Written by Steven Wise, Partner, Smyth & Co in association with RPC
The exercise of the court’s admiralty (in rem) jurisdiction over a ship in Hong Kong waters is set out in section 12B of the High Court Ordinance (Cap. 4) (the "Ordinance”). That jurisdiction and section are not always easily understood without a careful read and some experience. In rem jurisdiction is to be contrasted with claims in personam or pursuant to specific statutory provision.
Central to the court’s jurisdiction over a ship in Hong Kong waters and the important ancillary power to order its arrest and sale is that (among other things) there be a claim in personam against the owner or charterer (or person in possession or in control) of a ship, who at the time the action is commenced is either:
(i) the beneficial owner of that ship as respects all its shares or its charterer by demise; or
(ii) the beneficial owner of any other ship (a “sister ship”) in respect of all its shares.
One can immediately see that the concept of “beneficial ownership” is an important component to the exercise of the court’s in rem jurisdiction, pursuant to section 12B(4) of the Ordinance.
What is “Beneficial Ownership”?
In this context, “beneficial ownership” means title to property (namely, the right to sell or dispose of a ship) and not mere control or administration or a right to the proceeds of sale (The Convenience Container  3 HKLRD 575 at paras 15–48).
In many cases registered owners are one-ship companies that are both legal and beneficial owners (irrespective of whether the shares in the company are held by different persons or on trust for others).
How Do You Confirm Beneficial Ownership?
In this context, one normally looks no further than the Shipping Register of the port of registration of the ship in question.
In The “Almojil 61”  HKEC 1076 and 1077, a party which was not the registered owner claimed to be a beneficial part-owner (22 percent) of the vessel arrested.
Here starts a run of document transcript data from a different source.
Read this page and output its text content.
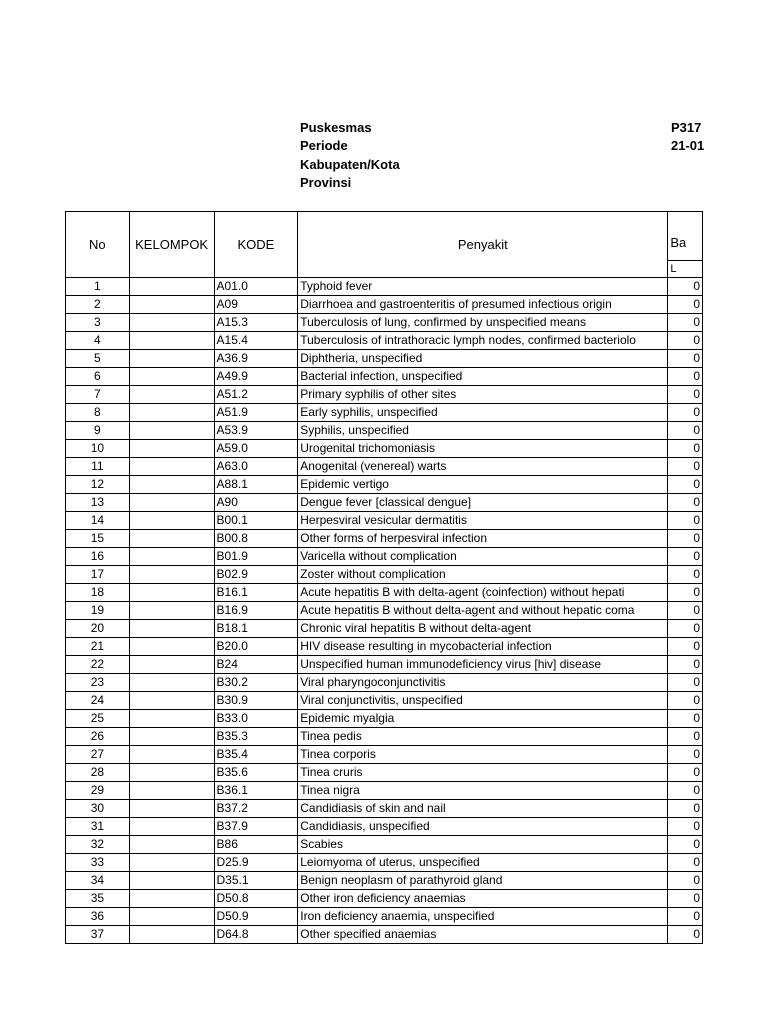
Puskesmas	P317
Periode	21-01
Kabupaten/Kota
Provinsi
No	KELOMPOK	KODE	Penyakit	Ba
				L
1		A01.0	Typhoid fever	0
2		A09	Diarrhoea and gastroenteritis of presumed infectious origin	0
3		A15.3	Tuberculosis of lung, confirmed by unspecified means	0
4		A15.4	Tuberculosis of intrathoracic lymph nodes, confirmed bacteriolo	0
5		A36.9	Diphtheria, unspecified	0
6		A49.9	Bacterial infection, unspecified	0
7		A51.2	Primary syphilis of other sites	0
8		A51.9	Early syphilis, unspecified	0
9		A53.9	Syphilis, unspecified	0
10		A59.0	Urogenital trichomoniasis	0
11		A63.0	Anogenital (venereal) warts	0
12		A88.1	Epidemic vertigo	0
13		A90	Dengue fever [classical dengue]	0
14		B00.1	Herpesviral vesicular dermatitis	0
15		B00.8	Other forms of herpesviral infection	0
16		B01.9	Varicella without complication	0
17		B02.9	Zoster without complication	0
18		B16.1	Acute hepatitis B with delta-agent (coinfection) without hepati	0
19		B16.9	Acute hepatitis B without delta-agent and without hepatic coma	0
20		B18.1	Chronic viral hepatitis B without delta-agent	0
21		B20.0	HIV disease resulting in mycobacterial infection	0
22		B24	Unspecified human immunodeficiency virus [hiv] disease	0
23		B30.2	Viral pharyngoconjunctivitis	0
24		B30.9	Viral conjunctivitis, unspecified	0
25		B33.0	Epidemic myalgia	0
26		B35.3	Tinea pedis	0
27		B35.4	Tinea corporis	0
28		B35.6	Tinea cruris	0
29		B36.1	Tinea nigra	0
30		B37.2	Candidiasis of skin and nail	0
31		B37.9	Candidiasis, unspecified	0
32		B86	Scabies	0
33		D25.9	Leiomyoma of uterus, unspecified	0
34		D35.1	Benign neoplasm of parathyroid gland	0
35		D50.8	Other iron deficiency anaemias	0
36		D50.9	Iron deficiency anaemia, unspecified	0
37		D64.8	Other specified anaemias	0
However, applying established legal principles, the court held that it was not necessary to go behind a ship’s registration to establish beneficial ownership, save for exceptional or special circumstances; such as where registration was procured by fraud or ownership was changed in order to avoid an arrest.
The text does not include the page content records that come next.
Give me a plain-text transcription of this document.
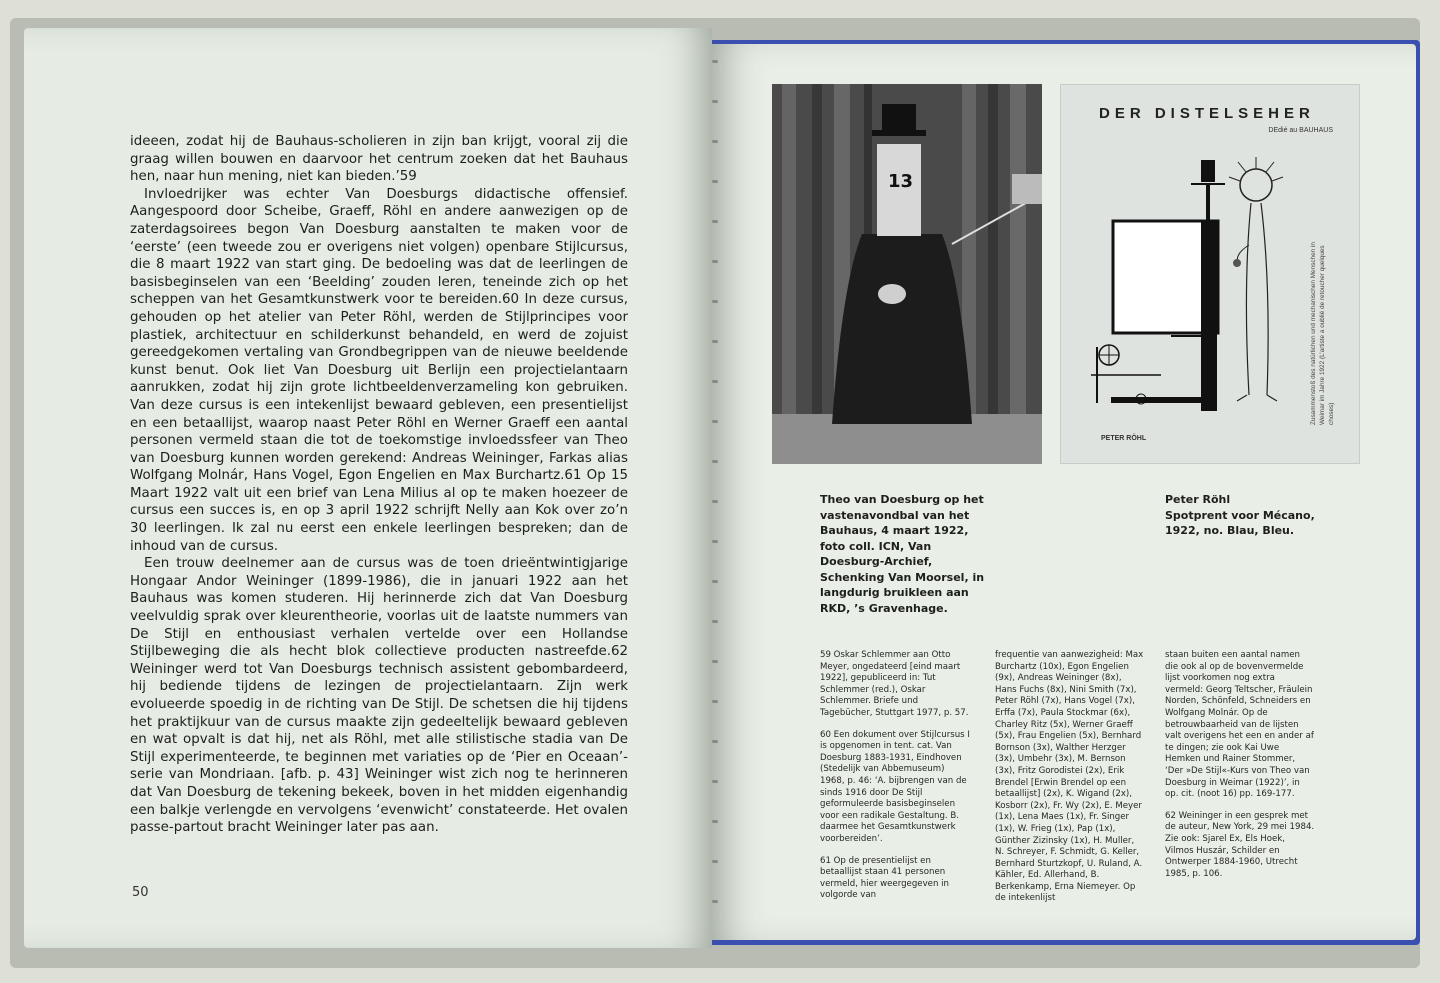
ideeen, zodat hij de Bauhaus-scholieren in zijn ban krijgt, vooral zij die graag willen bouwen en daarvoor het centrum zoeken dat het Bauhaus hen, naar hun mening, niet kan bieden.’59

Invloedrijker was echter Van Doesburgs didactische offensief. Aangespoord door Scheibe, Graeff, Röhl en andere aanwezigen op de zaterdagsoirees begon Van Doesburg aanstalten te maken voor de ‘eerste’ (een tweede zou er overigens niet volgen) openbare Stijlcursus, die 8 maart 1922 van start ging. De bedoeling was dat de leerlingen de basisbeginselen van een ‘Beelding’ zouden leren, teneinde zich op het scheppen van het Gesamtkunstwerk voor te bereiden.60 In deze cursus, gehouden op het atelier van Peter Röhl, werden de Stijlprincipes voor plastiek, architectuur en schilderkunst behandeld, en werd de zojuist gereedgekomen vertaling van Grondbegrippen van de nieuwe beeldende kunst benut. Ook liet Van Doesburg uit Berlijn een projectielantaarn aanrukken, zodat hij zijn grote lichtbeeldenverzameling kon gebruiken. Van deze cursus is een intekenlijst bewaard gebleven, een presentielijst en een betaallijst, waarop naast Peter Röhl en Werner Graeff een aantal personen vermeld staan die tot de toekomstige invloedssfeer van Theo van Doesburg kunnen worden gerekend: Andreas Weininger, Farkas alias Wolfgang Molnár, Hans Vogel, Egon Engelien en Max Burchartz.61 Op 15 Maart 1922 valt uit een brief van Lena Milius al op te maken hoezeer de cursus een succes is, en op 3 april 1922 schrijft Nelly aan Kok over zo’n 30 leerlingen. Ik zal nu eerst een enkele leerlingen bespreken; dan de inhoud van de cursus.

Een trouw deelnemer aan de cursus was de toen drieëntwintigjarige Hongaar Andor Weininger (1899-1986), die in januari 1922 aan het Bauhaus was komen studeren. Hij herinnerde zich dat Van Doesburg veelvuldig sprak over kleurentheorie, voorlas uit de laatste nummers van De Stijl en enthousiast verhalen vertelde over een Hollandse Stijlbeweging die als hecht blok collectieve producten nastreefde.62 Weininger werd tot Van Doesburgs technisch assistent gebombardeerd, hij bediende tijdens de lezingen de projectielantaarn. Zijn werk evolueerde spoedig in de richting van De Stijl. De schetsen die hij tijdens het praktijkuur van de cursus maakte zijn gedeeltelijk bewaard gebleven en wat opvalt is dat hij, net als Röhl, met alle stilistische stadia van De Stijl experimenteerde, te beginnen met variaties op de ‘Pier en Oceaan’-serie van Mondriaan. [afb. p. 43] Weininger wist zich nog te herinneren dat Van Doesburg de tekening bekeek, boven in het midden eigenhandig een balkje verlengde en vervolgens ‘evenwicht’ constateerde. Het ovalen passe-partout bracht Weininger later pas aan.

50
13
DER DISTELSEHER
DEdié au BAUHAUS
Zusammenstoß des natürlichen und mechanischen Menschen in Weimar im Jahre 1922 (L’artiste a oublié de retoucher quelques choses)
PETER RÖHL
Theo van Doesburg op het vastenavondbal van het Bauhaus, 4 maart 1922, foto coll. ICN, Van Doesburg-Archief, Schenking Van Moorsel, in langdurig bruikleen aan RKD, ’s Gravenhage.
Peter Röhl
Spotprent voor Mécano, 1922, no. Blau, Bleu.

59 Oskar Schlemmer aan Otto Meyer, ongedateerd [eind maart 1922], gepubliceerd in: Tut Schlemmer (red.), Oskar Schlemmer. Briefe und Tagebücher, Stuttgart 1977, p. 57.

60 Een dokument over Stijlcursus I is opgenomen in tent. cat. Van Doesburg 1883-1931, Eindhoven (Stedelijk van Abbemuseum) 1968, p. 46: ‘A. bijbrengen van de sinds 1916 door De Stijl geformuleerde basisbeginselen voor een radikale Gestaltung. B. daarmee het Gesamtkunstwerk voorbereiden’.

61 Op de presentielijst en betaallijst staan 41 personen vermeld, hier weergegeven in volgorde van

frequentie van aanwezigheid: Max Burchartz (10x), Egon Engelien (9x), Andreas Weininger (8x), Hans Fuchs (8x), Nini Smith (7x), Peter Röhl (7x), Hans Vogel (7x), Erffa (7x), Paula Stockmar (6x), Charley Ritz (5x), Werner Graeff (5x), Frau Engelien (5x), Bernhard Bornson (3x), Walther Herzger (3x), Umbehr (3x), M. Bernson (3x), Fritz Gorodistei (2x), Erik Brendel [Erwin Brendel op een betaallijst] (2x), K. Wigand (2x), Kosborr (2x), Fr. Wy (2x), E. Meyer (1x), Lena Maes (1x), Fr. Singer (1x), W. Frieg (1x), Pap (1x), Günther Zizinsky (1x), H. Muller, N. Schreyer, F. Schmidt, G. Keller, Bernhard Sturtzkopf, U. Ruland, A. Kähler, Ed. Allerhand, B. Berkenkamp, Erna Niemeyer. Op de intekenlijst

staan buiten een aantal namen die ook al op de bovenvermelde lijst voorkomen nog extra vermeld: Georg Teltscher, Fräulein Norden, Schönfeld, Schneiders en Wolfgang Molnár. Op de betrouwbaarheid van de lijsten valt overigens het een en ander af te dingen; zie ook Kai Uwe Hemken und Rainer Stommer, ‘Der »De Stijl«-Kurs von Theo van Doesburg in Weimar (1922)’, in op. cit. (noot 16) pp. 169-177.

62 Weininger in een gesprek met de auteur, New York, 29 mei 1984. Zie ook: Sjarel Ex, Els Hoek, Vilmos Huszár, Schilder en Ontwerper 1884-1960, Utrecht 1985, p. 106.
Therefore, a ship’s registration is usually conclusive of her legal and beneficial ownership.
A co-owner of a ship who wishes to protect it from the court’s power of arrest in Hong Kong waters (with respect to a maritime claim for which it is not responsible) should, therefore, seek to register its part ownership in accordance with the applicable laws of the port of registration.
Similarly, a party advancing funds for the purchase of a ship should secure its claim by a mortgage registered against the ship.